All of the seniors from the Burke are to be congratulated for their achievement. But this success points out a serious deficiency in many black students. There is a tendency to underperform. Where is the motivation to achieve academic success?
There was a time, not too long ago, when education was highly regarded. However, because of the availability of high paying jobs for laborers, youngsters in families with serious financial difficulties were expected to get a job as soon as possible.
That was once a reasonable short-term decision. In 1979 a man with some college education earned only a little more than a high school graduate. But even then a high school drop-out could earn only 75 percent of a graduate. The income of a family headed by a high school drop-out was about $26,842 in 1979.

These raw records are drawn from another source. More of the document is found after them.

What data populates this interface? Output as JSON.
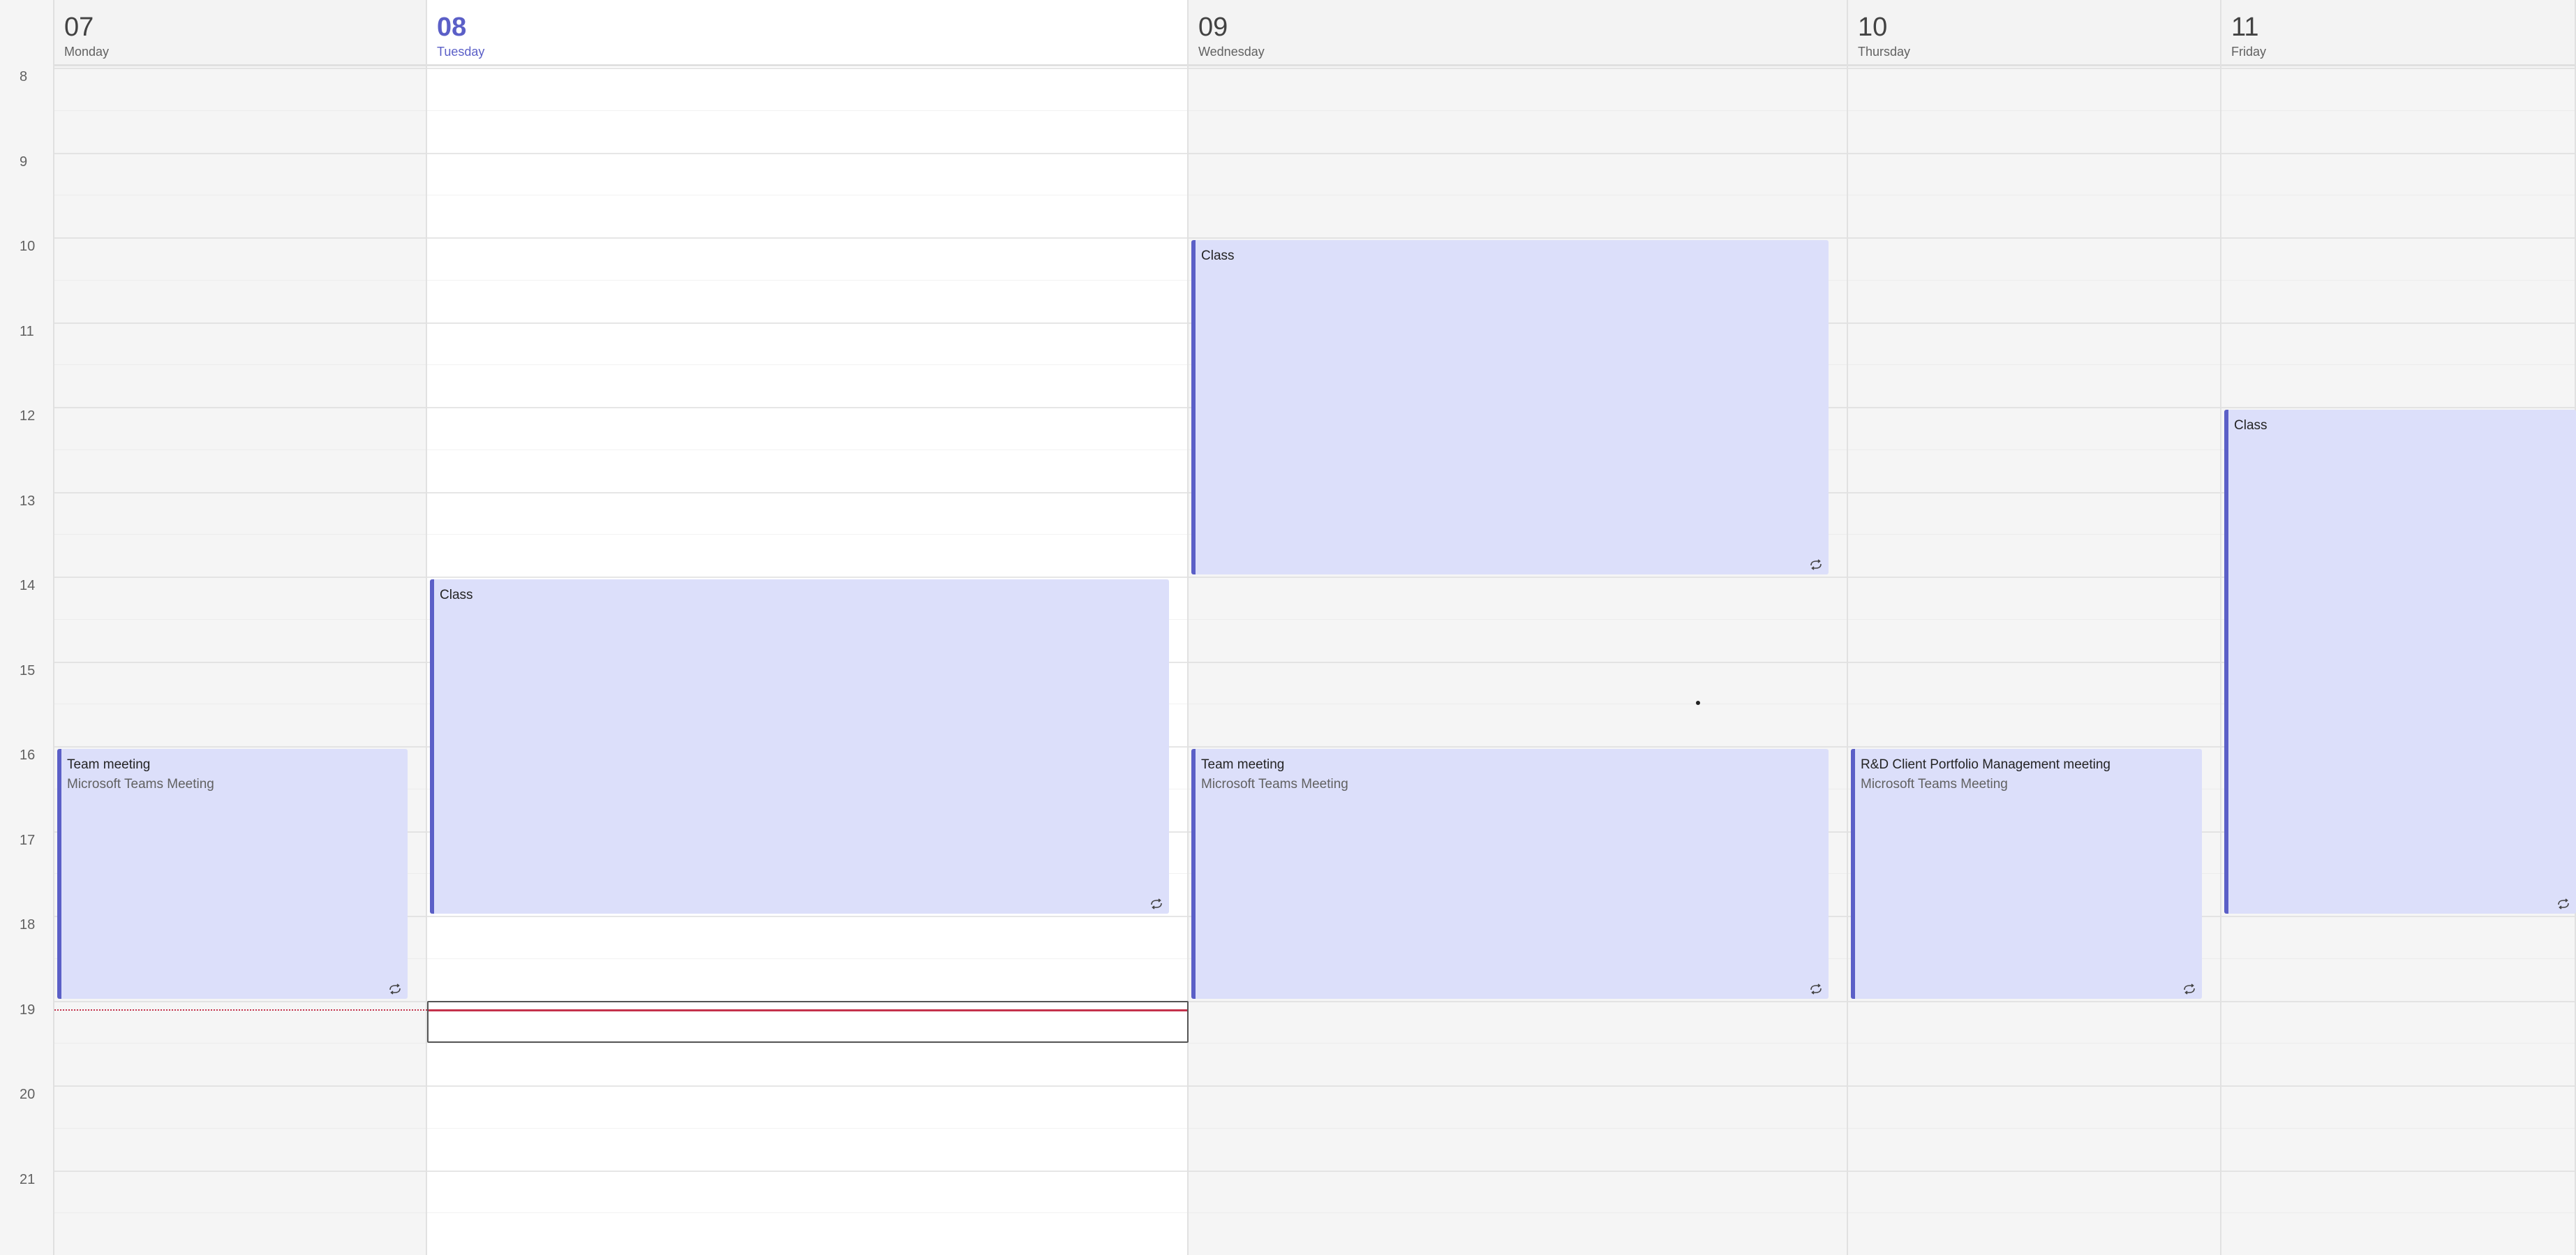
{
  "hours": [
    "8",
    "9",
    "10",
    "11",
    "12",
    "13",
    "14",
    "15",
    "16",
    "17",
    "18",
    "19",
    "20",
    "21"
  ],
  "days": [
    {
      "num": "07",
      "name": "Monday",
      "is_today": false
    },
    {
      "num": "08",
      "name": "Tuesday",
      "is_today": true
    },
    {
      "num": "09",
      "name": "Wednesday",
      "is_today": false
    },
    {
      "num": "10",
      "name": "Thursday",
      "is_today": false
    },
    {
      "num": "11",
      "name": "Friday",
      "is_today": false
    }
  ],
  "events": [
    {
      "day": 0,
      "start": 16,
      "end": 19,
      "title": "Team meeting",
      "subtitle": "Microsoft Teams Meeting",
      "recurring": true
    },
    {
      "day": 1,
      "start": 14,
      "end": 18,
      "title": "Class",
      "subtitle": "",
      "recurring": true
    },
    {
      "day": 2,
      "start": 10,
      "end": 14,
      "title": "Class",
      "subtitle": "",
      "recurring": true
    },
    {
      "day": 2,
      "start": 16,
      "end": 19,
      "title": "Team meeting",
      "subtitle": "Microsoft Teams Meeting",
      "recurring": true
    },
    {
      "day": 3,
      "start": 16,
      "end": 19,
      "title": "R&D Client Portfolio Management meeting",
      "subtitle": "Microsoft Teams Meeting",
      "recurring": true
    },
    {
      "day": 4,
      "start": 12,
      "end": 18,
      "title": "Class",
      "subtitle": "",
      "recurring": true
    }
  ],
  "current_time_hour": 19.1,
  "selected_slot": {
    "day": 1,
    "start": 19,
    "end": 19.5
  },
  "colors": {
    "accent": "#5b5fc7",
    "event_fill": "#dcdffa",
    "now_line": "#c4314b"
  },
  "icons": {
    "recurring": "recurring-icon"
  }
}
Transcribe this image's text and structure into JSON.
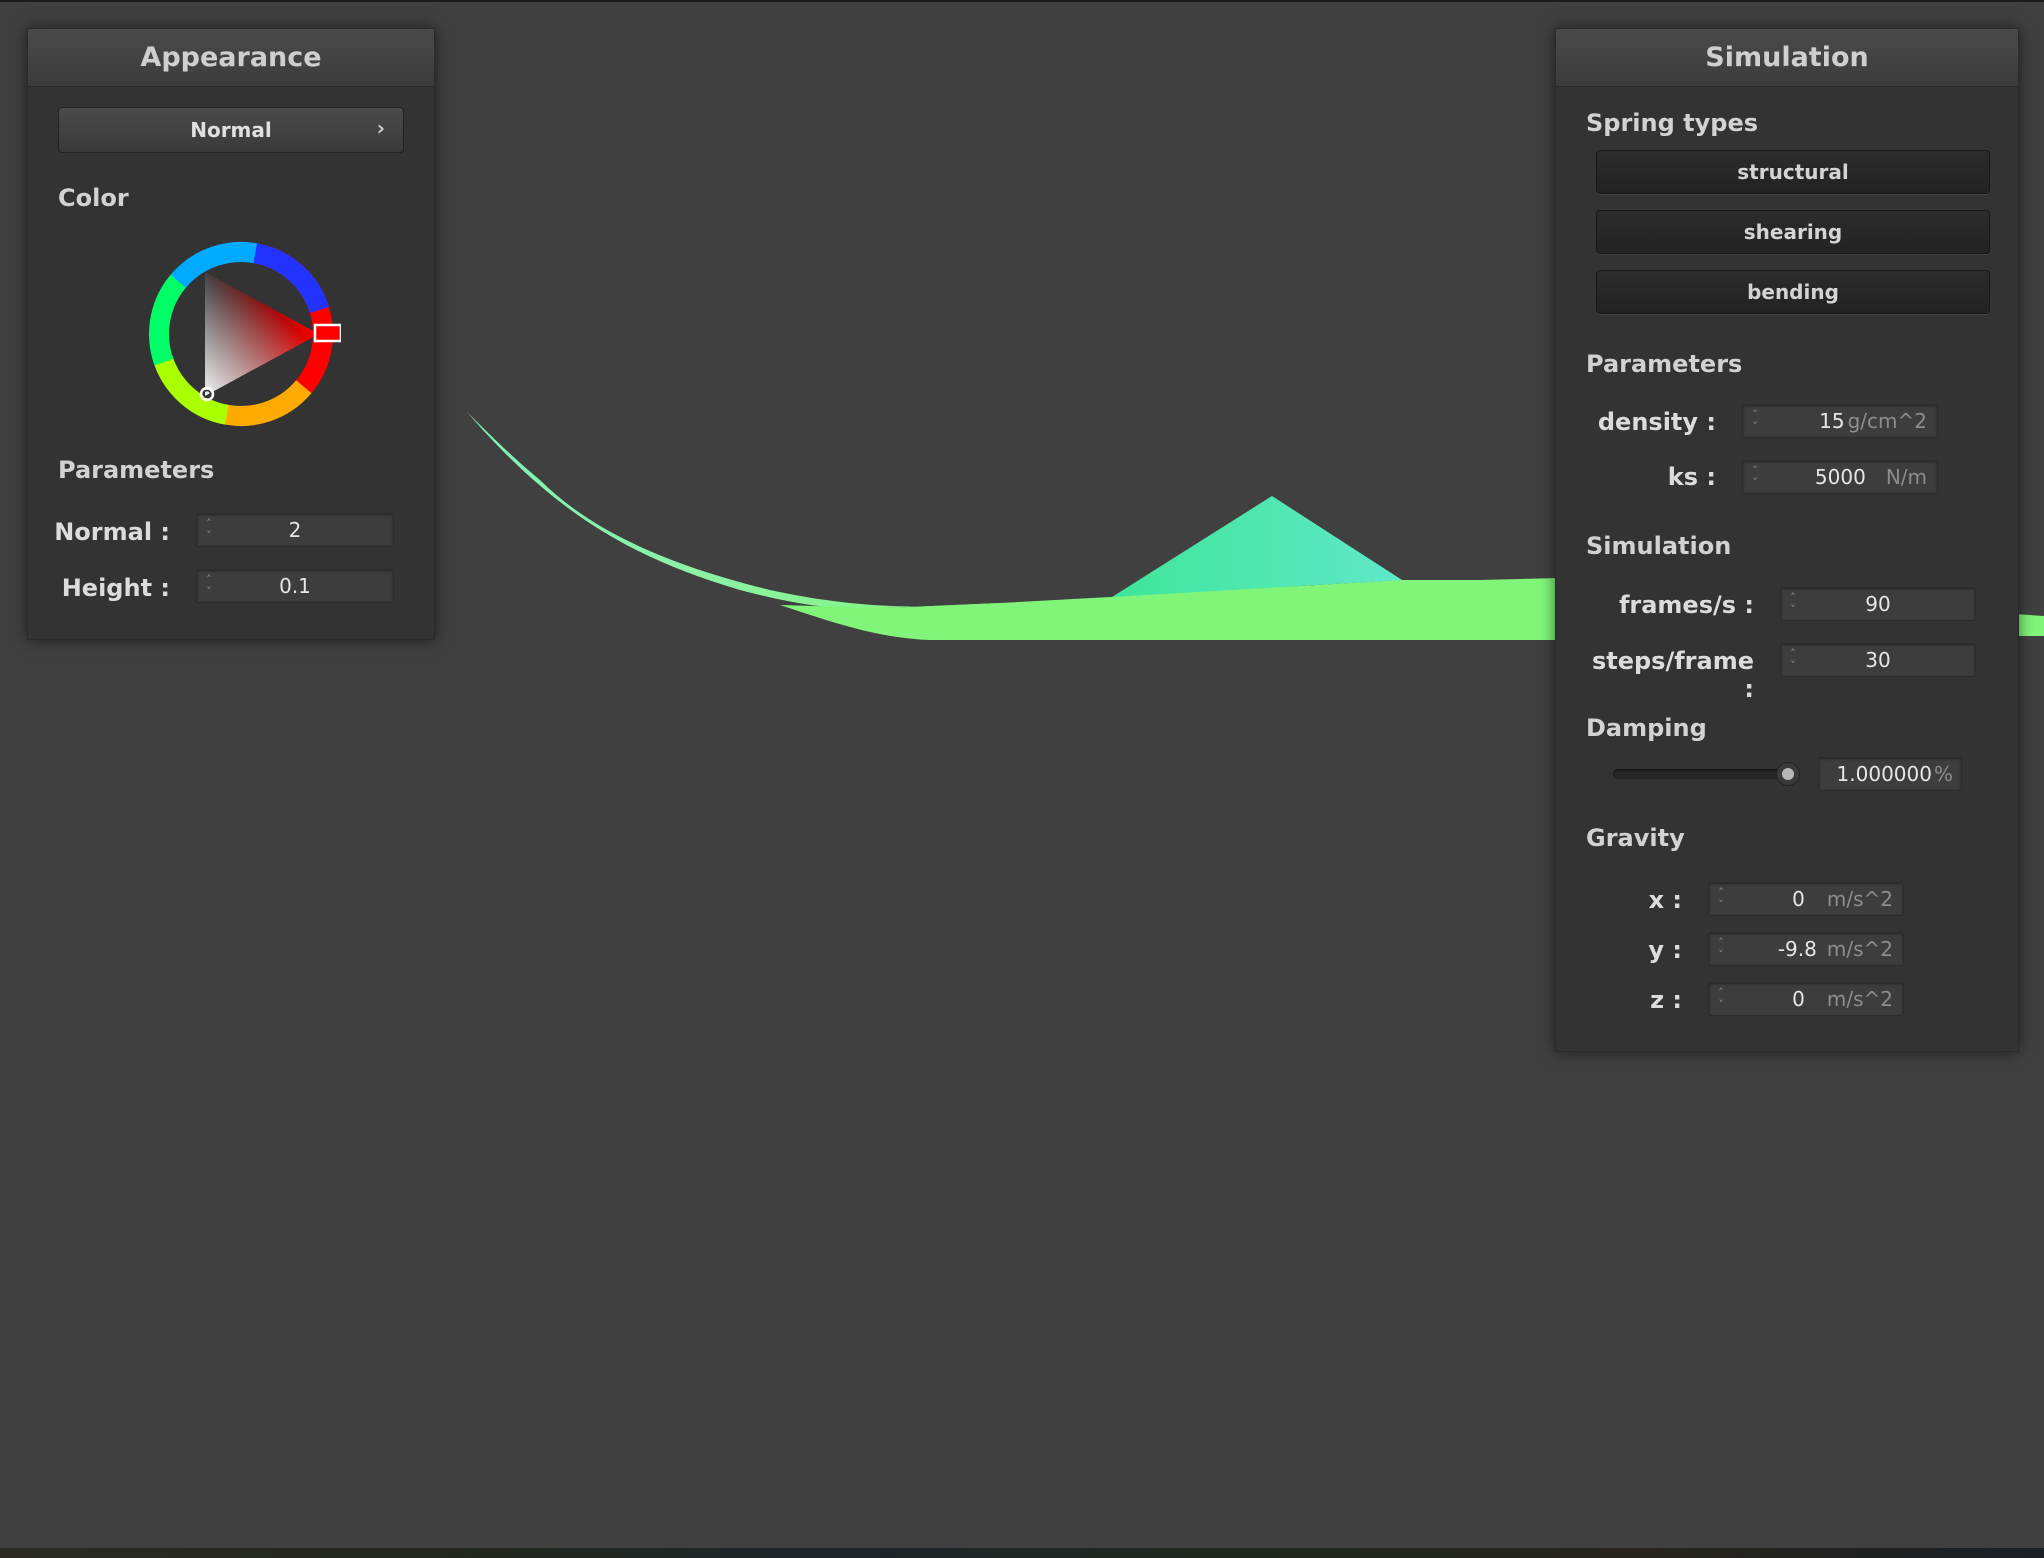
{
  "appearance": {
    "title": "Appearance",
    "shader_select": "Normal",
    "color_label": "Color",
    "selected_color": "#ff0000",
    "parameters_label": "Parameters",
    "normal": {
      "label": "Normal :",
      "value": "2"
    },
    "height": {
      "label": "Height :",
      "value": "0.1"
    }
  },
  "simulation": {
    "title": "Simulation",
    "spring_types_label": "Spring types",
    "springs": {
      "structural": "structural",
      "shearing": "shearing",
      "bending": "bending"
    },
    "parameters_label": "Parameters",
    "density": {
      "label": "density :",
      "value": "15",
      "unit": "g/cm^2"
    },
    "ks": {
      "label": "ks :",
      "value": "5000",
      "unit": "N/m"
    },
    "sim_label": "Simulation",
    "frames": {
      "label": "frames/s :",
      "value": "90"
    },
    "steps": {
      "label": "steps/frame :",
      "value": "30"
    },
    "damping_label": "Damping",
    "damping": {
      "value": "1.000000",
      "unit": "%",
      "level": 1.0
    },
    "gravity_label": "Gravity",
    "gx": {
      "label": "x :",
      "value": "0",
      "unit": "m/s^2"
    },
    "gy": {
      "label": "y :",
      "value": "-9.8",
      "unit": "m/s^2"
    },
    "gz": {
      "label": "z :",
      "value": "0",
      "unit": "m/s^2"
    }
  },
  "icons": {
    "spin": "spin-arrows-icon",
    "chevron": "chevron-right-icon",
    "color_wheel": "color-wheel-icon"
  },
  "colors": {
    "background": "#404040",
    "panel": "#333333",
    "cloth": "#7cf57a"
  }
}
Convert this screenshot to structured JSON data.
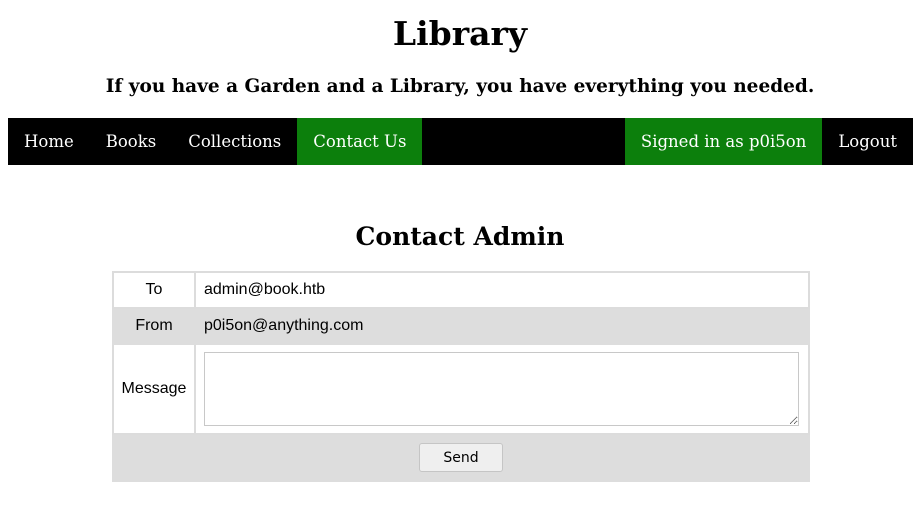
{
  "header": {
    "title": "Library",
    "tagline": "If you have a Garden and a Library, you have everything you needed."
  },
  "nav": {
    "items": [
      {
        "label": "Home",
        "active": false
      },
      {
        "label": "Books",
        "active": false
      },
      {
        "label": "Collections",
        "active": false
      },
      {
        "label": "Contact Us",
        "active": true
      }
    ],
    "signed_in_label": "Signed in as p0i5on",
    "logout_label": "Logout"
  },
  "contact": {
    "title": "Contact Admin",
    "to_label": "To",
    "to_value": "admin@book.htb",
    "from_label": "From",
    "from_value": "p0i5on@anything.com",
    "message_label": "Message",
    "message_value": "",
    "send_label": "Send"
  },
  "colors": {
    "nav_background": "#000000",
    "nav_active": "#0c7f0c",
    "table_stripe": "#dddddd"
  }
}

But the economy has changed. By 1994 the average family income of drop-outs had declined to $22,664. On the other hand income levels of those with four years or more of college have greatly increased since 1979. That trend will continue because of the highly technological nature of the modern economy.
Nothing illustrates the issue more clearly than the unemployment rates for various education levels in 1999, a year when the economy was strong. Among black high school drop-outs, 11.6 percent were unemployed. That rate dropped to 6.3 percent for high school graduates, 4.7 percent for those blacks with some college and only 2.7 percent for college graduates.
It appears that black women understand the economic reality more than black men. In 1997 almost one million black women were enrolled in higher education compared with only 600,000 black men. The disparity was even greater in graduate school. About 90,000 black women were enrolled compared with only 41,000 black men.
The demands of academic success are rigorous. Hard work is required for a period of years. Unfortunately, too many young black males believe that they can circumvent the process for achieving financial security by dallying in criminal adventures. Now the prisons are filled with strong black men who took such a misstep.
Blacks emancipated from slavery understood that education was the avenue to success in America. But somewhere that understanding was lost. Often black students who perform at a high level have to conceal their success from friends to avoid social ostracism. They are sometimes accused of trying to be white because they are academically oriented.
This is foolish self-abnegation. Throughout human history blacks have been intellectually prominent. It is time for the African American culture to revive an awareness of black intellectual prowess.